What comes next for Greg Monroe?

One of the summer’s big free agent pieces finally got moved  leaving us with just Eric Bledsoe remaining before the offseason can officially close.

Greg Monroe signed his qualifying offer last week ending his restricted free agency and taking one of the last big free agent names off the board. Monroe probably thought he would get a massive payday, but the reality of restricted free agency and the fear that the Pistons would match any offer (even with their glut of power forwards and post players jockeying for minutes).

So Monroe is back with the Pistons for one more year. Publicly he is excited about it (maybe a little too bit excited since he got hit with a 2-game suspension for being arrested for driving under the influence).

This year though will be something different for Monroe.

He has already proven to be a solid player — averaging at least 15 points and 10 rebounds per game each of the last three seasons. Andre Drummond has seemingly eclipsed his star, but Monroe is a versatile big man with solid hands and good passing ability from both the high post and low post. He does not change the game much defensively, nor is he a great shot blocker, but he remains a uniquely skilled big man that can provide a lot of versatility on offense.

This year though becomes a year of uncertainty for the young big man. He went out into the market expecting to get a big contract — maybe in line with what Larry Sanders made at $44 million over four years. Teams obviously shied away from talking with Monroe because of the Pistons’ ability to match any offer and their stated desire to do so.

Along with Eric Bledsoe, Greg Monroe played restricted free agency and lost. Photo by Rick Scuteri-USA TODAY Sports

Along with Eric Bledsoe, Greg Monroe played restricted free agency and lost. Photo by Rick Scuteri-USA TODAY Sports

So Monroe signed his qualifying offer. There was no sign-and-trade, no offer sheet and no big payday. He will make about $5.5 million next season. That is a bargain price. But that will not last and Monroe may not be happy that the Pistons did not just pony up the money up front. He is going to want to see what he can get in the truly free market.

That makes this a very important contract year for the young center. He has to find himself and define himself and his career this year. Monroe has to start cashing in on that promise (literally).

It will be tough in Detroit. The Pistons are not likely going to be able to move Josh Smith and Brandon Jennings to free up the basketball some. Detroit is probably also going to build its offense around Andre Drummond more as he continues to develop. Stan Van Gundy is probably envisioning a rebirth of his Magic teams.

It is going to be tough to have Monroe showcase in the way he probably wants — or probably wanted, or maybe even expected before the Pistons took Drummond and shifted away from having Monroe be a centerpiece.

Monroe is not a player that a championship team should be built around, but he is certainly more capable of contributing to a strong team in a more featured role than he is now. Defense is still his big issue, but he has never been on super talented teams or teams that had any chance at a Playoff berth (maybe, until last year, but it did not work at all). Monroe’s career has been plagued by constant coaching change and little consistency.

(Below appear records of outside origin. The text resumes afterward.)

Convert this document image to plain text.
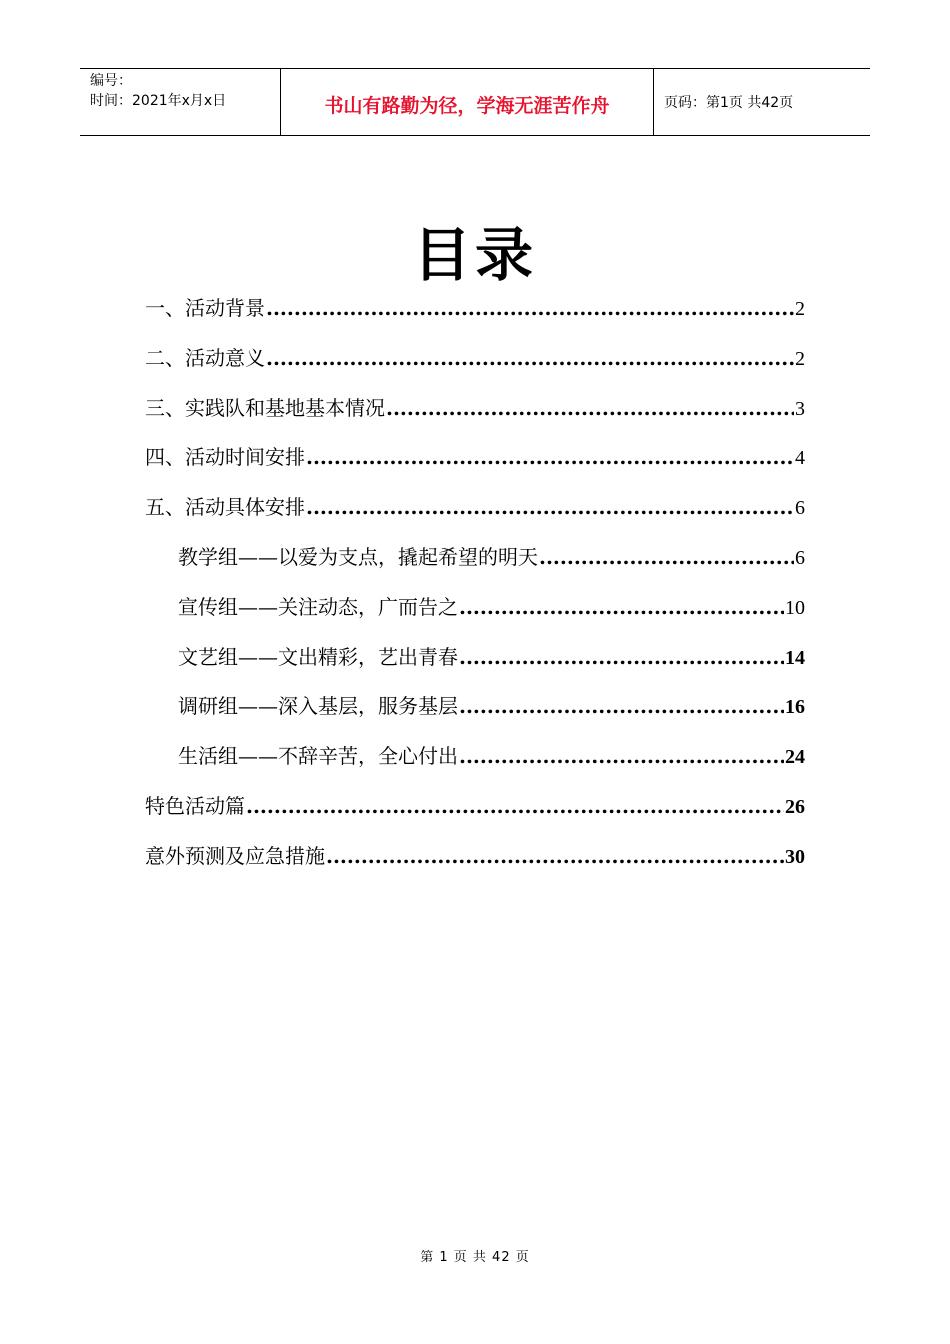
编号：
时间：2021年x月x日	书山有路勤为径，学海无涯苦作舟	页码：第1页 共42页
目录
一、活动背景 .....	2
二、活动意义 .....	2
三、实践队和基地基本情况 .....	3
四、活动时间安排 .....	4
五、活动具体安排 .....	6
教学组——以爱为支点，撬起希望的明天 .....	6
宣传组——关注动态，广而告之 .....	10
文艺组——文出精彩，艺出青春 .....	14
调研组——深入基层，服务基层 .....	16
生活组——不辞辛苦，全心付出 .....	24
特色活动篇 .....	26
意外预测及应急措施 .....	30
第 1 页 共 42 页
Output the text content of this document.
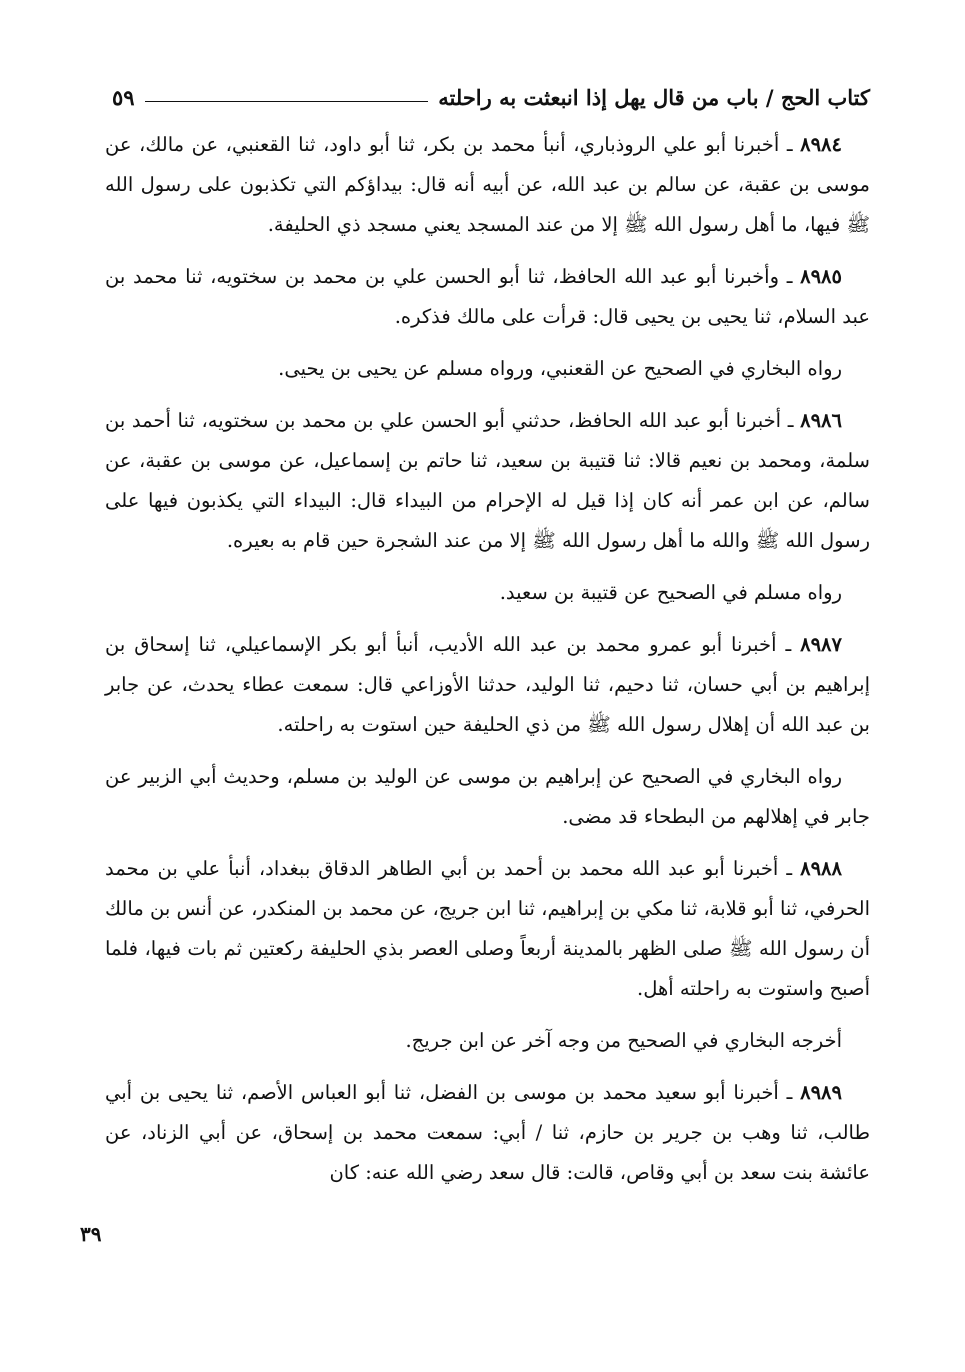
كتاب الحج / باب من قال يهل إذا انبعثت به راحلته
٥٩

٨٩٨٤ ـ أخبرنا أبو علي الروذباري، أنبأ محمد بن بكر، ثنا أبو داود، ثنا القعنبي، عن مالك، عن موسى بن عقبة، عن سالم بن عبد الله، عن أبيه أنه قال: بيداؤكم التي تكذبون على رسول الله ﷺ فيها، ما أهل رسول الله ﷺ إلا من عند المسجد يعني مسجد ذي الحليفة.

٨٩٨٥ ـ وأخبرنا أبو عبد الله الحافظ، ثنا أبو الحسن علي بن محمد بن سختويه، ثنا محمد بن عبد السلام، ثنا يحيى بن يحيى قال: قرأت على مالك فذكره.

رواه البخاري في الصحيح عن القعنبي، ورواه مسلم عن يحيى بن يحيى.

٨٩٨٦ ـ أخبرنا أبو عبد الله الحافظ، حدثني أبو الحسن علي بن محمد بن سختويه، ثنا أحمد بن سلمة، ومحمد بن نعيم قالا: ثنا قتيبة بن سعيد، ثنا حاتم بن إسماعيل، عن موسى بن عقبة، عن سالم، عن ابن عمر أنه كان إذا قيل له الإحرام من البيداء قال: البيداء التي يكذبون فيها على رسول الله ﷺ والله ما أهل رسول الله ﷺ إلا من عند الشجرة حين قام به بعيره.

رواه مسلم في الصحيح عن قتيبة بن سعيد.

٨٩٨٧ ـ أخبرنا أبو عمرو محمد بن عبد الله الأديب، أنبأ أبو بكر الإسماعيلي، ثنا إسحاق بن إبراهيم بن أبي حسان، ثنا دحيم، ثنا الوليد، حدثنا الأوزاعي قال: سمعت عطاء يحدث، عن جابر بن عبد الله أن إهلال رسول الله ﷺ من ذي الحليفة حين استوت به راحلته.

رواه البخاري في الصحيح عن إبراهيم بن موسى عن الوليد بن مسلم، وحديث أبي الزبير عن جابر في إهلالهم من البطحاء قد مضى.

٨٩٨٨ ـ أخبرنا أبو عبد الله محمد بن أحمد بن أبي الطاهر الدقاق ببغداد، أنبأ علي بن محمد الحرفي، ثنا أبو قلابة، ثنا مكي بن إبراهيم، ثنا ابن جريج، عن محمد بن المنكدر، عن أنس بن مالك أن رسول الله ﷺ صلى الظهر بالمدينة أربعاً وصلى العصر بذي الحليفة ركعتين ثم بات فيها، فلما أصبح واستوت به راحلته أهل.

أخرجه البخاري في الصحيح من وجه آخر عن ابن جريج.

٨٩٨٩ ـ أخبرنا أبو سعيد محمد بن موسى بن الفضل، ثنا أبو العباس الأصم، ثنا يحيى بن أبي طالب، ثنا وهب بن جرير بن حازم، ثنا / أبي: سمعت محمد بن إسحاق، عن أبي الزناد، عن عائشة بنت سعد بن أبي وقاص، قالت: قال سعد رضي الله عنه: كان

٣٩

He will surely be looking for that in free agency and maybe an expanded role. It still seems unclear how Stan Van Gundy will use him.

It would not be surprising though to see Monroe become the big trade target for the NBA Trade Deadline. His expiring contract and the opportunity to impress him even for 20 games before re-signing him (not to mention retaining his Bird Rights). Monroe is a player worth possibly making that kind of investment for if you are a team in need of a missing piece.

It was no surprise that several teams expressed interest in a sign-and-trade deal with the Pistons to get Monroe. The Thunder were one of those teams as were the Suns. There are certainly several teams who could use a player of his skill and caliber.

The rumors will probably heat up for Monroe. He will have to earn those rumors just like he will have to earn his contract.

It is really unclear what the Pistons will do with Monroe this season. They have said he is a key part of their team moving forward, but the roster says otherwise. Monroe is the easiest to get rid of, and barring a ton of faith in what Van Gundy is building and the willingness to stick things out while the Pistons deal with their glut of power forwards and forge an identity, he is probably prepping to move on.

He has a lot of motivation to play well though. Monroe’s future starts there most of all.